Design stirs debate in a new exhibition opening tomorrow at the Victoria and Albert Museum in London. “What is Luxury?” draws together more than 100 objects, both historical and contemporary, in a tightly edited show with broad ambitions: setting out to define the meaning of luxury while predicting its possible futures. At a time when the symbiosis of major museums with fashion and commerce has never been stronger (the V&A is concurrently showing the blockbuster exhibition “Alexander McQueen: Savage Beauty”), it is apt — if a little surprising — that this temple of decorative art treasures should interrogate the very aesthetic on which it was founded back in 1852.
“Luxury has a historic and intrinsic link with craft,” explains co-curator Leanne Wierzba, who produced the display alongside the Craft Council to coincide with the first annual London Craft Week, which debuts next month. “But luxury has many other connotations, too — it’s a highly subjective term.” As if in proof, on view in a series of blackened rooms in the Porter Gallery are some pretty imaginative pairings that attempt to pin the concept down: a whizzy mechanical wristwatch from Swiss makers Vacheron Constantin and a 17th-century Venetian vestment in needlepoint lace; Nora Fok’s intricately woven “Bubble Bath” necklace and Max Lamb’s precariously bubble-embedded glass; and a laser-cut mesh couture dress by Iris van Herpen alongside a series of 100 spoons by the German artist Simone ten Hompel.
“We wanted to show that no matter how gorgeous an object may be, it always exists within a larger context of ecology, economy, politics and culture,” Wierzba says.
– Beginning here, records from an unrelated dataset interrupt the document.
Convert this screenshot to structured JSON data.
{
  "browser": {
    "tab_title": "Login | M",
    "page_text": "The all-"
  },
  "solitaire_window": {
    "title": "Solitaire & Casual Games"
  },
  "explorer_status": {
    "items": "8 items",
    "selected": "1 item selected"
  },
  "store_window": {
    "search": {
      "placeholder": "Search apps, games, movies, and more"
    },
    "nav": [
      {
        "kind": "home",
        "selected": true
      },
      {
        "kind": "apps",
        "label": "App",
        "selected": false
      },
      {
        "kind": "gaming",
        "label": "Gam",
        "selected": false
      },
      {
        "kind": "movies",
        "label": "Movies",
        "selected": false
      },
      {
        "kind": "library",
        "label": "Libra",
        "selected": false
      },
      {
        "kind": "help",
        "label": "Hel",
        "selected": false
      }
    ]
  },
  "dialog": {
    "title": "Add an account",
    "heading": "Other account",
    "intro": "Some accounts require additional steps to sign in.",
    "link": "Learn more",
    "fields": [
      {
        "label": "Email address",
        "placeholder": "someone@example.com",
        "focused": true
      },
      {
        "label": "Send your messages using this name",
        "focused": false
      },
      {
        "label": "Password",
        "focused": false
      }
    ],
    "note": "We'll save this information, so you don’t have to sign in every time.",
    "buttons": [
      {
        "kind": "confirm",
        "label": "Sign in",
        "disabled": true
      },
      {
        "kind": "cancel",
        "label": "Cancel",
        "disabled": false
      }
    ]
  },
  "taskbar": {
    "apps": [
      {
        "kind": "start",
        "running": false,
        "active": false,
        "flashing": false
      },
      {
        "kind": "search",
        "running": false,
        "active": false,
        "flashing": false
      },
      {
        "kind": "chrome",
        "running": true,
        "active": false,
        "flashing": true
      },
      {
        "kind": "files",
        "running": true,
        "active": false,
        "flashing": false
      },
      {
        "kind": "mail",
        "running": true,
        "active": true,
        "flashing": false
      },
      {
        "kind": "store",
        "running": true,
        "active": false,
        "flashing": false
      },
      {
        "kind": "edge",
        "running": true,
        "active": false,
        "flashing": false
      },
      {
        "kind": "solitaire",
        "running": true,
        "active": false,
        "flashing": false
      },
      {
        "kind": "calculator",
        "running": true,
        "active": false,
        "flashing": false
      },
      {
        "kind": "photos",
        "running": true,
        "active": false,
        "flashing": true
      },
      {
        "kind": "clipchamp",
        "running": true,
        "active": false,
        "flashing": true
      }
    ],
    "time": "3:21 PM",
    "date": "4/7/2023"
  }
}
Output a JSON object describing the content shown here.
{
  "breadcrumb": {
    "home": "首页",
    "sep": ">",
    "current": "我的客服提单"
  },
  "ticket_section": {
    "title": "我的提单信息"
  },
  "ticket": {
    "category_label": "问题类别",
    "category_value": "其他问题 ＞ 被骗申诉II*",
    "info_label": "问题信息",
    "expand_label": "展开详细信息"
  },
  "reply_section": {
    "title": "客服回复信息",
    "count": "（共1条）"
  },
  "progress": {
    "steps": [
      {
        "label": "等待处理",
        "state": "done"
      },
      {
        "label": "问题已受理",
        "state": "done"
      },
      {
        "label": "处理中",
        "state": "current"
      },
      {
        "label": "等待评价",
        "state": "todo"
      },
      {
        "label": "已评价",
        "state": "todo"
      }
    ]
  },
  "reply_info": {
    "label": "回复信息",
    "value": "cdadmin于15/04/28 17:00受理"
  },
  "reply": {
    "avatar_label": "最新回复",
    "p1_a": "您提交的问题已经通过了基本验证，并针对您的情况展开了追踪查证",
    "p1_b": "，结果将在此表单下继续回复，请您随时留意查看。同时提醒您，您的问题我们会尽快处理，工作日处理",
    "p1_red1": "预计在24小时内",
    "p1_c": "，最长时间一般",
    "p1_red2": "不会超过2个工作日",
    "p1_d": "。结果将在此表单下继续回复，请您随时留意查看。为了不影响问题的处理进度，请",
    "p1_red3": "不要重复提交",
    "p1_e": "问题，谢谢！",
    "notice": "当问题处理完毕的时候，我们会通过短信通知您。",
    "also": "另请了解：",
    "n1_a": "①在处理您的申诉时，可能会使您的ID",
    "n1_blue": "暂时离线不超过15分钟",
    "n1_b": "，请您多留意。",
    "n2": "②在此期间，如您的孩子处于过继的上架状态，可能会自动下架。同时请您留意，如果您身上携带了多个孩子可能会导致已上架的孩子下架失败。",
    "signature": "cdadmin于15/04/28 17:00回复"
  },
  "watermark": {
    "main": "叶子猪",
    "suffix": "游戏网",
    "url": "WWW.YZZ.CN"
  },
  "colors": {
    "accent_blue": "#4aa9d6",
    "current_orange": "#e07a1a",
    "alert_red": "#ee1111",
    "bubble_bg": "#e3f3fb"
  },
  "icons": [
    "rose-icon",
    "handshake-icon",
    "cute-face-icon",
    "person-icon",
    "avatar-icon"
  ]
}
Take Studio Swine’s “Hair Highway,” which sets human hair in natural resin, fashioning a dressing table, comb set and trinket boxes that look for all intents and purposes like wood. It’s all part of a commentary on the Chinese hair trade that highlights the material’s latent possibilities as a self-sustaining resource — one beautiful enough to put an end to the use of coral and tortoiseshell.
In the eyes of the design world, it seems, the future of luxury lies not in material goods, but in increasingly intangible qualities — like discovery and exploration. The designer Marcin Rusak’s “Time for Yourself” is the corporate high flyer’s tool pack for losing oneself — quite literally. It contains a dial-free watch, ever-spinning compass and inkless pen. “In this age of consumerism, our lives are increasingly occupied by technology; there’s no time to get lost,” says Wierzba of the piece, adding: “Luxury could become something that’s free, yet incredibly precious, like time itself.”
“What Is Luxury?” is on view through Sept. 27 at the Victoria and Albert Museum, Cromwell Road, London.